Depending on the given jurisdiction, the failure of a consumer to read the available warnings may negate causation for purposes of a defective or inadequate warning claim in a product liability suit.

A product that is defective in some way that does not render it dangerous might still be sold, with a discounted price reflecting the defect. For example, where a clothing manufacturer's inspection discovers that a line of shirts have been made with slightly uneven sleeves, the manufacturer may choose to sell these shirts at a discount, often through an outlet store and with the label cut off to indicate that the quality is not intended to reflect on the brand. For some products, rework is appropriate.

==Product quality risk in supply chain==
Product quality risk in supply chain focuses on the quality problems in the supply chain context rather in the manufacturing quality context. Tse and Tan (2009) identified the concept of "Product Quality Risk in Supply Chain" (PQR) as:

Inherent quality problems (i.e. raw materials / ingredients / production / logistics / packaging) in any of the supply members trigger a domino effect that spread through a multi-tier supply network. For this reason, it is hard for a network member to keep track of who did what, and when, to the final quality of the products. The product that a focal firm sells to the consumer comprises components made by the focal firm and the suppliers. When the product breaks down due to defects in either the firm’s component or the supplier’s component, the firm has to bear the consequences.

===In practice===
Product quality risk is an inherent part of the supply chain risks, with a tendency to comprise some or all of the risk elements, such as operational risk, disruption risk and reputational risk. For example, when lead was found in Mattel's toys, it tarnished the company's reputation, and disrupted the supply of its products in the market.

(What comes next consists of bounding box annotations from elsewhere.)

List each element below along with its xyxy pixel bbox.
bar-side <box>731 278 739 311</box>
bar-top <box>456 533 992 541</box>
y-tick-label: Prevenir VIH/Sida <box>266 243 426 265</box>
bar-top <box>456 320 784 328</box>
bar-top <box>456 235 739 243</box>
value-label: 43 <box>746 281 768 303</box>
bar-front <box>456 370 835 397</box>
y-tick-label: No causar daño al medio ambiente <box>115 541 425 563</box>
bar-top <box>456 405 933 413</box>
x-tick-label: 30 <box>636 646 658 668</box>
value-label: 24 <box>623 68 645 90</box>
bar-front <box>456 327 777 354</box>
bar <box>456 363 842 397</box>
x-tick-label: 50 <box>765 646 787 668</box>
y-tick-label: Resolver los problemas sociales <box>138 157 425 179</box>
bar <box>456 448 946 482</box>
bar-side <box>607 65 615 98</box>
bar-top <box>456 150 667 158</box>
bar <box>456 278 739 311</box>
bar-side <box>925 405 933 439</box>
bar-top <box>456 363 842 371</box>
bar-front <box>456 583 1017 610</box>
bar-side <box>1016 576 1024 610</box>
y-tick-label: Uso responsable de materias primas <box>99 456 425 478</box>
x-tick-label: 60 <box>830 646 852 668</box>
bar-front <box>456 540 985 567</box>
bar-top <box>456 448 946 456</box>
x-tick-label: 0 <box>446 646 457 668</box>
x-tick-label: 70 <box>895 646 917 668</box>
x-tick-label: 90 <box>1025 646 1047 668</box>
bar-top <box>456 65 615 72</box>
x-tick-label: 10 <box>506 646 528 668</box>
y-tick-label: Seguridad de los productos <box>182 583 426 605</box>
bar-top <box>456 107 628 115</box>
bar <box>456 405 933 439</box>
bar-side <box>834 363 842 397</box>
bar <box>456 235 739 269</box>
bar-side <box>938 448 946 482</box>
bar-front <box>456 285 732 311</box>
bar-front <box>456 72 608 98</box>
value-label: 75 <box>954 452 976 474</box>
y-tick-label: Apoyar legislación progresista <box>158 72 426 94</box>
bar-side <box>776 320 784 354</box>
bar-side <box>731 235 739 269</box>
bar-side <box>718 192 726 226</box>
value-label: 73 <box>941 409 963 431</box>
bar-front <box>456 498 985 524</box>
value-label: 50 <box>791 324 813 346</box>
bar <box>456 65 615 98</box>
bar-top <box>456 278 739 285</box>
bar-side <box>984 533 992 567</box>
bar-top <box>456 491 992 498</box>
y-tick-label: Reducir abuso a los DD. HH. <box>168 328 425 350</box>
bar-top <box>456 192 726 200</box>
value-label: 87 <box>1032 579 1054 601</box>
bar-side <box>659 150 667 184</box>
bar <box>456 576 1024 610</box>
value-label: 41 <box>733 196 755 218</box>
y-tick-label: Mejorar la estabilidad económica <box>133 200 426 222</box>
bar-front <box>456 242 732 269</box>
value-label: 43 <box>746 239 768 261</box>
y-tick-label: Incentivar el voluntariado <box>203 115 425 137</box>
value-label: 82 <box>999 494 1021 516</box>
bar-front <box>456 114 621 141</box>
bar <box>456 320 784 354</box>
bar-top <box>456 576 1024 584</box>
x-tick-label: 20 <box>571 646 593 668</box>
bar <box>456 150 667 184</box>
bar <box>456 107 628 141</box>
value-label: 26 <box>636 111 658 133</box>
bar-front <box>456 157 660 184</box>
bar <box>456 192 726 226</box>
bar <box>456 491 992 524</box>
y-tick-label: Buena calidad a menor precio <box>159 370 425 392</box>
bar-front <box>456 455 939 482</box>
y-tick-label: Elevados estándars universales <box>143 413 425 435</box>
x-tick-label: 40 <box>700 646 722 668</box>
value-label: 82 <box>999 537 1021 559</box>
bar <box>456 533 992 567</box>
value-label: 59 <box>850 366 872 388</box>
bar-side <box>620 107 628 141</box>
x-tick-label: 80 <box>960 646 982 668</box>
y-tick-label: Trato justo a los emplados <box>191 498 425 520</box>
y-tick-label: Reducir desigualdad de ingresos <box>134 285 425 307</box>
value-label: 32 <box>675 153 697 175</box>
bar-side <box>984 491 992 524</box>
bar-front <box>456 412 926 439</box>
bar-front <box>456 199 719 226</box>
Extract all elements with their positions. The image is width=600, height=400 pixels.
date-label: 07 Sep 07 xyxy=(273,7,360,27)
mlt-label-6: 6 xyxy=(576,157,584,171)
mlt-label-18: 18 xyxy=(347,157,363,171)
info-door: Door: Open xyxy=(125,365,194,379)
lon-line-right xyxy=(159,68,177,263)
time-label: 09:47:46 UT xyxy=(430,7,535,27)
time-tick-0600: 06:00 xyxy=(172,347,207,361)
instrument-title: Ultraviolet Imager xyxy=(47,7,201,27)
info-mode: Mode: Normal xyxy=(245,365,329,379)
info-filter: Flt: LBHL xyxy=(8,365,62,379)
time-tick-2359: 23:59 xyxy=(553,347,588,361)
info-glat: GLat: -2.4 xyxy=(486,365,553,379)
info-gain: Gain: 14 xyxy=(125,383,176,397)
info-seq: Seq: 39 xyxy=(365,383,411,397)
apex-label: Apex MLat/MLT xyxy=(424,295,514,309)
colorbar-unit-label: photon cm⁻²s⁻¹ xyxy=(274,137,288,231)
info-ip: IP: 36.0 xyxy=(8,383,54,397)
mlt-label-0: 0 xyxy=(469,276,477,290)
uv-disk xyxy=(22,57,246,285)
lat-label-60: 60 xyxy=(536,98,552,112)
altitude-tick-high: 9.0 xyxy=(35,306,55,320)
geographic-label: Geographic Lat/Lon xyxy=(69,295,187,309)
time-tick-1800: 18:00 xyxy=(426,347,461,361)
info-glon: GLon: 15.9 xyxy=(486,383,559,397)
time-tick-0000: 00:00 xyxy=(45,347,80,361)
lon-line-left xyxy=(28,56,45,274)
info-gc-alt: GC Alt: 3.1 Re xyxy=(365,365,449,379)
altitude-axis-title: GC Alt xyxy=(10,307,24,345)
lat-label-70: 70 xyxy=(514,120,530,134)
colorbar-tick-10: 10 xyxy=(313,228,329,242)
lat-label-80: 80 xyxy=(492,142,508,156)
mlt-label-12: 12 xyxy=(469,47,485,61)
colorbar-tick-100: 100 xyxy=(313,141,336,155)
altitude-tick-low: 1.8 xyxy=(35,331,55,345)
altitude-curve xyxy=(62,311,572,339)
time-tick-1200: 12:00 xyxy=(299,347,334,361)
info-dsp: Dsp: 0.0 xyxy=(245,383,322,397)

In the literature, the concept of product quality risk has not been fully investigated. Although Zsidisin stated that quality risk includes the risk of producing unsafe products that can harm the consumer, even when these defects are caused by another firm or inherited from a sub-contractor. However, neither PQR nor its domino effect in the supply chain have been thoroughly studied.

The product quality risk in global supply chain concept, though similar to "product harm crisis" (defined as defective or dangerous products) and "moral hazard problem" (defined as the outcome of asymmetric information, imperfect observability in supplier's quality), are not about the risk of product quality in a global supply chain context.

===In construction===
In construction, defects include aspects of the constructed works which are not in accordance with the scope of the project (the work which the contractor was asked to undertake) or, where the contractor has designed the work, the construction not compliant with any applicable law or with a design for the work offered by the contractor and accepted by the client or on the client's behalf. They may be "patent defects", observable in practice during or on completion of the construction process, or "latent defects", which are not visible or identifiable until a later date.

Under common law, a defect which results from the contractor's breach of contract should be put right by the client, who then sues the contractor for the costs of doing so. The NEC Engineering and Construction contract, a standard form of contract widely used in the construction industry, allows the contractor to rectify a defect at their own expense in place of the common law position, and obliges the client to allow the contractor appropriate access to undertake the rectification work. At the end of an agreed period, a defects certificate may be issued, which is intended either to certify that there are no patent defects, or to state any defects which remain outstanding.